Bike helmet laws change cyclists and driver behaviour. Risk compensation and risk homeostasis explain how individual behaviour alters in the face of safety interventions.  Whether it is that those put off cycling by helmet laws are more risk adverse or those who remain take more risks because the are now ‘safer’, helmet laws don’t seem to alter the ratio of head to non-head injuries or injury rates per unit of exposure.  Yet cycling as transport, the form most discouraged by helmet laws, is even safer than the forms of cycling dominant in regions with helmet laws. Dublin’s bike share scheme had over 1.3 million journeys in its first year without a single serious incident.  London’s scheme recently marked 4.5 million journeys 6 million and again, not a single serious injury.  Finally, helmet wearing appears to affect motorist behaviour with drivers giving helmetless riders more passing room than those wearing helmets.

There is no evidence to support the claim that helmet laws increase cyclist safety. While there is plenty of science that explains how helmets can help if you suffer a head impact, there is not a single peer reviewed paper that demonstrates a link between helmet laws and improved cyclist safety.  In Australia, cycling fatalities have decreased since the introduction of helmet laws, but less than the decrease for other non-helmet wearing road users.  Proportions of fatalities caused by head injuries are the same for motorists, pedestrians and cyclists, while helmeted cyclists have the same incidence of head injuries as non helmeted cyclists.  Whether it is ‘safety-in-numbers‘, the fact that helmet wearing provides little additional benefit in most motor vehicle collisions, or risk homeostasis, the fact remains that no study has been able to link helmet laws to improved safety.
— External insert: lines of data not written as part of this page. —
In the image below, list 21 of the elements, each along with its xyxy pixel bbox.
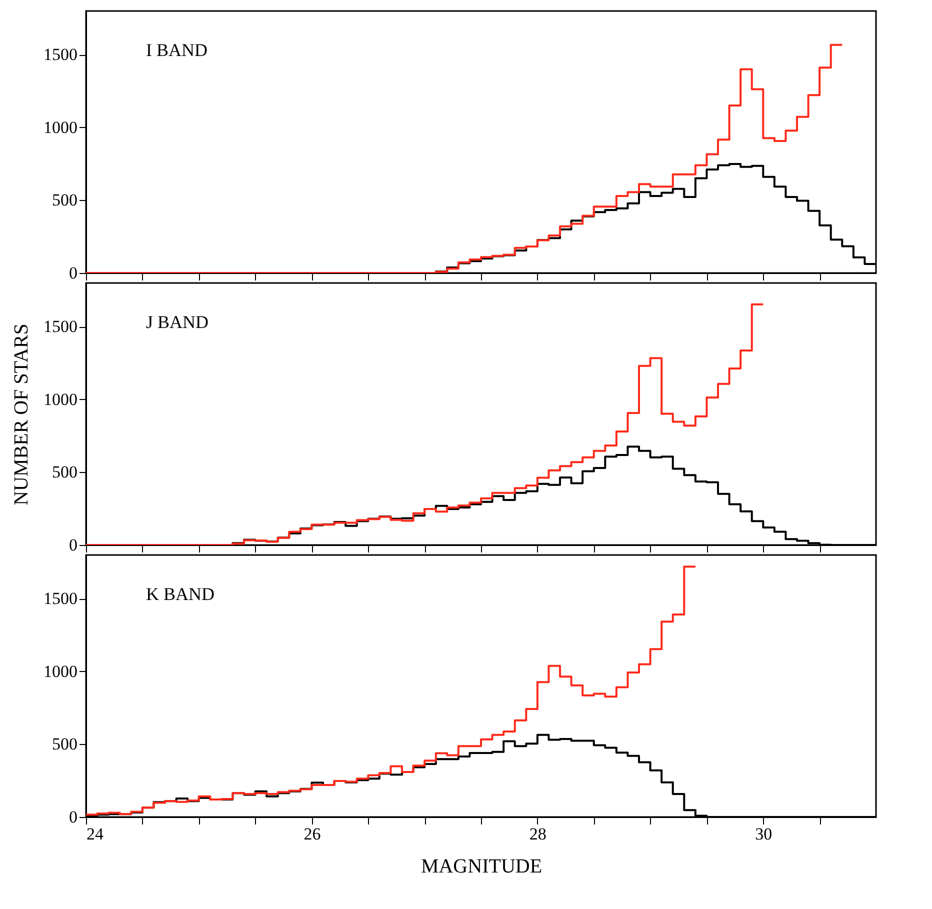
x-tick-label: 30: [755, 824, 772, 844]
y-tick-label: 1500: [44, 317, 78, 336]
x-tick-label: 28: [529, 824, 546, 844]
y-tick-label: 1000: [44, 390, 78, 409]
y-tick-label: 500: [52, 734, 78, 754]
y-axis-title: NUMBER OF STARS: [10, 324, 32, 506]
y-tick-label: 1500: [44, 589, 78, 608]
annotation: J BAND: [146, 312, 209, 332]
x-tick-label: 26: [304, 824, 321, 844]
y-tick-label: 0: [69, 264, 78, 282]
y-tick-label: 0: [69, 808, 78, 826]
y-tick-label: 1000: [44, 662, 78, 681]
x-axis-title: MAGNITUDE: [420, 856, 542, 878]
y-tick-label: 0: [69, 536, 78, 554]
y-tick-label: 1500: [44, 45, 78, 64]
y-tick-label: 500: [52, 462, 78, 482]
annotation: I BAND: [146, 40, 208, 60]
y-tick-label: 1000: [44, 118, 78, 137]
x-tick-label: 24: [86, 824, 104, 844]
annotation: K BAND: [146, 584, 215, 604]
y-tick-label: 500: [52, 190, 78, 210]
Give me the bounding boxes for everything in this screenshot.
Should bike helmets be compulsory for all cyclists? We don’t think so but please share your thoughts.

* The actual statistic was 68% of those BMJ subscribers polled were against mandatory bike helmet laws

2 Comments

  • John Harland says:

    It is far more difficult to persuade people with this logic once laws are in place, as here in Australia. Most people assume that the government based the law on good data and they are reluctant to believe the reality. That reality was that there was almost no cycle-specific data at the time of helmet mandation here and some of the “data” quoted was for motorcyclists, the rest was supposition. 
    In particular, the primary datum cited in the Victorian government’s Regulatory Impact Statement, that helmets prevent 80% of head injury, was pure guesswork from someone in North America.Twenty-one years later we do have somewhat better data.However data was not really the issue. It was the motoring organisations and the parent’s groups that pushed for the law and the government was in a very weak position prior to an election. It was desperate for votes in the marginal electorates of the outer-suburban swinging electorates.